Kerry Hempenstall on phonemic awareness:


http://nifdi.org/news/hempenstall-blog/456-phonemic-awareness-yea-nay

Quote:
Is the suggested developmental sequence important?

Should you gently guide students through the sequence, using only activities related to that level, or can you provide students with a wider range of activities at any one time? Should you focus directly on phoneme awareness (rather than on less sophisticated phonological processes like rhymes) from the beginning (Foorman et al., 2003)?

Should you include letters (graphemes) in your otherwise oral phonemic awareness curriculum (Byrne & Fielding-Barnsley, 1993; Hatcher, Hulme, & Ellis, 1994; National Reading Panel, 2000)?



This issue was raised some time ago.

"Thus phonological training that is integrated with phonics training may be as effective as phonological training conducted separately from phonics training" (Hart, Berninger, & Abbott, 1997, p.279).

“Stimulation of phonological awareness should never be considered an isolated instructional end in itself. It will be most useful as part of the reading curriculum if it is blended seamlessly with instruction and experiences using letter-sound correspondences to read and spell words” (Torgesen & Mathes, 1998, p. 9).

A question often asked about phoneme awareness training that precedes reading instruction is the degree to which the phonological skills will transfer to the reading task.

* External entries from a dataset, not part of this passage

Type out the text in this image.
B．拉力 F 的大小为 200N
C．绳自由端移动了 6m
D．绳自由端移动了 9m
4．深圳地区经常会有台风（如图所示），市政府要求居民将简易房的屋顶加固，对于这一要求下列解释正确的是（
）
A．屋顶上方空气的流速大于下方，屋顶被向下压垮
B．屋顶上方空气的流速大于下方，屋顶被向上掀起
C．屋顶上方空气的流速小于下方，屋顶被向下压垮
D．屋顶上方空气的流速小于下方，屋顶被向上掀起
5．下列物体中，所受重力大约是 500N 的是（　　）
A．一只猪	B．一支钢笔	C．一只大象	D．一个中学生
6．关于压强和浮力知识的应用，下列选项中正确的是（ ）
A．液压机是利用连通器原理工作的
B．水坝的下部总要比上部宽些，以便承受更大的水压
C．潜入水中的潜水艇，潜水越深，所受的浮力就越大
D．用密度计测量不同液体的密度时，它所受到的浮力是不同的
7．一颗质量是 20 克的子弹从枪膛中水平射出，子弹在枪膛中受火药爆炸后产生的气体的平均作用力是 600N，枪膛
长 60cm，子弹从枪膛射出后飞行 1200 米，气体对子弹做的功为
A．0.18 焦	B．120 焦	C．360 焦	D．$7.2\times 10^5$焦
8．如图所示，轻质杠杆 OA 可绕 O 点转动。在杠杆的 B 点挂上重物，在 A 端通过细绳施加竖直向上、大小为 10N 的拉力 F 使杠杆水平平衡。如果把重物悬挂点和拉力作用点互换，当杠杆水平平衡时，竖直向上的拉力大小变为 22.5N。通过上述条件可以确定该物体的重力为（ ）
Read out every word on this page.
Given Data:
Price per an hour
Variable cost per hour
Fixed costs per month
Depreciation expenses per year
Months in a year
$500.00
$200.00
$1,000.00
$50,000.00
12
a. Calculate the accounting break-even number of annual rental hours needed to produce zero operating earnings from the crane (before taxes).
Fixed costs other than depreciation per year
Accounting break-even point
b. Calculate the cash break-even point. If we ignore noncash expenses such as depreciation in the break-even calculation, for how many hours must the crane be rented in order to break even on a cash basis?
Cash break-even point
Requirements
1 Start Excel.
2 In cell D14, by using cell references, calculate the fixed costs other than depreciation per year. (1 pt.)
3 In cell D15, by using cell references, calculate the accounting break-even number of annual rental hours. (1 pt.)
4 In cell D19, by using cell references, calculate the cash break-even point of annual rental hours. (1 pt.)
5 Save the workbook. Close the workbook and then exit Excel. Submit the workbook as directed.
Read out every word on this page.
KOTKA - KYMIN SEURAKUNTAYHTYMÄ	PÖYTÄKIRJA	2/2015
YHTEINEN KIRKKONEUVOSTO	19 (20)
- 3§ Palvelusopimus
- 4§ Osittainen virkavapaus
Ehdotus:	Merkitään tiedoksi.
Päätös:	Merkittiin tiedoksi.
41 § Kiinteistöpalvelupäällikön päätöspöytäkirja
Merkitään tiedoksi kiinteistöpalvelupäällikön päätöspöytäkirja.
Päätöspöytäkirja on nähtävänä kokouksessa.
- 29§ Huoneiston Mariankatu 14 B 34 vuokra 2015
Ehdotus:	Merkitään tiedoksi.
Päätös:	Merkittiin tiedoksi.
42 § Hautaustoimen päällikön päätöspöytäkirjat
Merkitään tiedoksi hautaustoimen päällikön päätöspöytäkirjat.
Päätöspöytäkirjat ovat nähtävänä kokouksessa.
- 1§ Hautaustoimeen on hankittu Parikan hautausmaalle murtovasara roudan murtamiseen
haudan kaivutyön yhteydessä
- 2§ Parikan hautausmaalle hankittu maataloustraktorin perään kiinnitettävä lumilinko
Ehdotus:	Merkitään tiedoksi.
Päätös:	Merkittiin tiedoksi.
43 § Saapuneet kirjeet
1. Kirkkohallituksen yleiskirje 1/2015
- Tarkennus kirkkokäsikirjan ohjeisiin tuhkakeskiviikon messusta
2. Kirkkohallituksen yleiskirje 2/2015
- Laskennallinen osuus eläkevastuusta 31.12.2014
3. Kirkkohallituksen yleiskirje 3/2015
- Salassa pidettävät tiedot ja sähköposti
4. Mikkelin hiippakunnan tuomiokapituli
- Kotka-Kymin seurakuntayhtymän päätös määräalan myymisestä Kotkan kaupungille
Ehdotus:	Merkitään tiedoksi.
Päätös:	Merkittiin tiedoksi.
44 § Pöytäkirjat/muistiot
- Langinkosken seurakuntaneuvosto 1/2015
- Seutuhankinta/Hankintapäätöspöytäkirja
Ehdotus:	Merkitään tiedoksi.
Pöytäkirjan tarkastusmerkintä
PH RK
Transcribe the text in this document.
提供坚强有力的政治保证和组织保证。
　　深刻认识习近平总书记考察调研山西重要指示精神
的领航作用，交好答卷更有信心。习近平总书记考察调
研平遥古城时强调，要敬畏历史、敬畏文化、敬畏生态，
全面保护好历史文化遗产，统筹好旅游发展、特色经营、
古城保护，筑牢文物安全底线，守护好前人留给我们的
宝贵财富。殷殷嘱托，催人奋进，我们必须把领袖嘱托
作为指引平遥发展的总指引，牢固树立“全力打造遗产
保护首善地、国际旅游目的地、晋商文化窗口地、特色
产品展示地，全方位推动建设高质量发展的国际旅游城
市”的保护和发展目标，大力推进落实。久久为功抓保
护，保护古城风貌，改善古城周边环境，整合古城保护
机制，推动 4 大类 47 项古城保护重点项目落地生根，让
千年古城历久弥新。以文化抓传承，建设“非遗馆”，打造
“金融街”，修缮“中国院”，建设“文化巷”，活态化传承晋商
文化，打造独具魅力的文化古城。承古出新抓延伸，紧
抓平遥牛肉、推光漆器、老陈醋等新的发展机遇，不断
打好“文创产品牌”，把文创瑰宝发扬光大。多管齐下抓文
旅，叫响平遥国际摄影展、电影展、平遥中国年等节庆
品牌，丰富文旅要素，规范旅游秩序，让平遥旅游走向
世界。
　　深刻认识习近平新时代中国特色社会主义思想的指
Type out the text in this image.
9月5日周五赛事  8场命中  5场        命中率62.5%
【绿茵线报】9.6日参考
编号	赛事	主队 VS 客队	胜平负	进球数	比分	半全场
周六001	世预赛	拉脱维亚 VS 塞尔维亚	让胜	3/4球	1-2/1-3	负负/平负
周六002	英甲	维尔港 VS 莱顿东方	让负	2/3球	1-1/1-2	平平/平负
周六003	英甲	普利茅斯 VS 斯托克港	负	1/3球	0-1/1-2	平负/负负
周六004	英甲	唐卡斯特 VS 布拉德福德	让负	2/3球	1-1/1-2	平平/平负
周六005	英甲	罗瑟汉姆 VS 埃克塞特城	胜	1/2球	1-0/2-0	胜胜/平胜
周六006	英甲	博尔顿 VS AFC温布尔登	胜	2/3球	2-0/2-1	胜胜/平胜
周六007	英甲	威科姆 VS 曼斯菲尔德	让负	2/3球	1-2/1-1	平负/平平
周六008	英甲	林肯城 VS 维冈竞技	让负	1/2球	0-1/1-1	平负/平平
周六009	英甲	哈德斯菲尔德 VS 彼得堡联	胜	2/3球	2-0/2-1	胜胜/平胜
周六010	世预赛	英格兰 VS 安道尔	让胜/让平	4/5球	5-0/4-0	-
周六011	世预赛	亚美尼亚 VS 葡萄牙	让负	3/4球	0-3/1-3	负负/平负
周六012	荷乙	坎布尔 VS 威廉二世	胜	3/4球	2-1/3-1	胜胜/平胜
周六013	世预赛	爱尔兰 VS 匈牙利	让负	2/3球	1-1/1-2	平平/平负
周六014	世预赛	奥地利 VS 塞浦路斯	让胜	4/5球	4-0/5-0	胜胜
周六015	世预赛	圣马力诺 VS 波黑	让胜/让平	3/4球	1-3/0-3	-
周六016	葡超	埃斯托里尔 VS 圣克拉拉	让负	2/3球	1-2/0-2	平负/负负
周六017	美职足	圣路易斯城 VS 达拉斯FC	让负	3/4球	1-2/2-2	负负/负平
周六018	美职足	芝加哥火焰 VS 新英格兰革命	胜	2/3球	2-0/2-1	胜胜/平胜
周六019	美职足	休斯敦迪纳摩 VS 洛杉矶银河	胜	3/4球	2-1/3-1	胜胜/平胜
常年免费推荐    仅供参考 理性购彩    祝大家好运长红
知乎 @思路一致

Will students have forgotten such oral skills by the time reading instruction commences? Will they remember them, but not perceive the benefits in making use of them? Will they remember them, and appreciate the potential benefits in making use of them, but can’t see how to incorporate the oral skills into the decoding task? Presumably, one role for a beginning reading teacher is to make salient to the reading task those phoneme awareness skills previously developed. If this is to be part of the teacher’s curriculum, then a closer knit between the phoneme awareness training and the beginning reading instruction is advisable. Certainly, if the teacher’s initial instruction is meaning-dominated or has an initial whole word emphasis, then students are unlikely to notice that phonological skills can be helpful.

“Overall, the data suggest that there is little value in training pre-schoolers in either letter forms or sounds in isolation in advance of providing instruction on the links between the two” (Castles, Coltheart, Wilson, Valpied, & Wedgwood, 2009, p.6Cool.

So, perhaps one should bypass the oral phonemic awareness activities, and move directly to the phonic processes of segmenting and blending (including letters not solely sounds) because they are activities more directly salient to reading? Additionally, it has been argued that letter-sound knowledge enhances phonemic awareness skills (Carroll, 2004), so a link between letter-sound associations and phoneme awareness may have several benefits.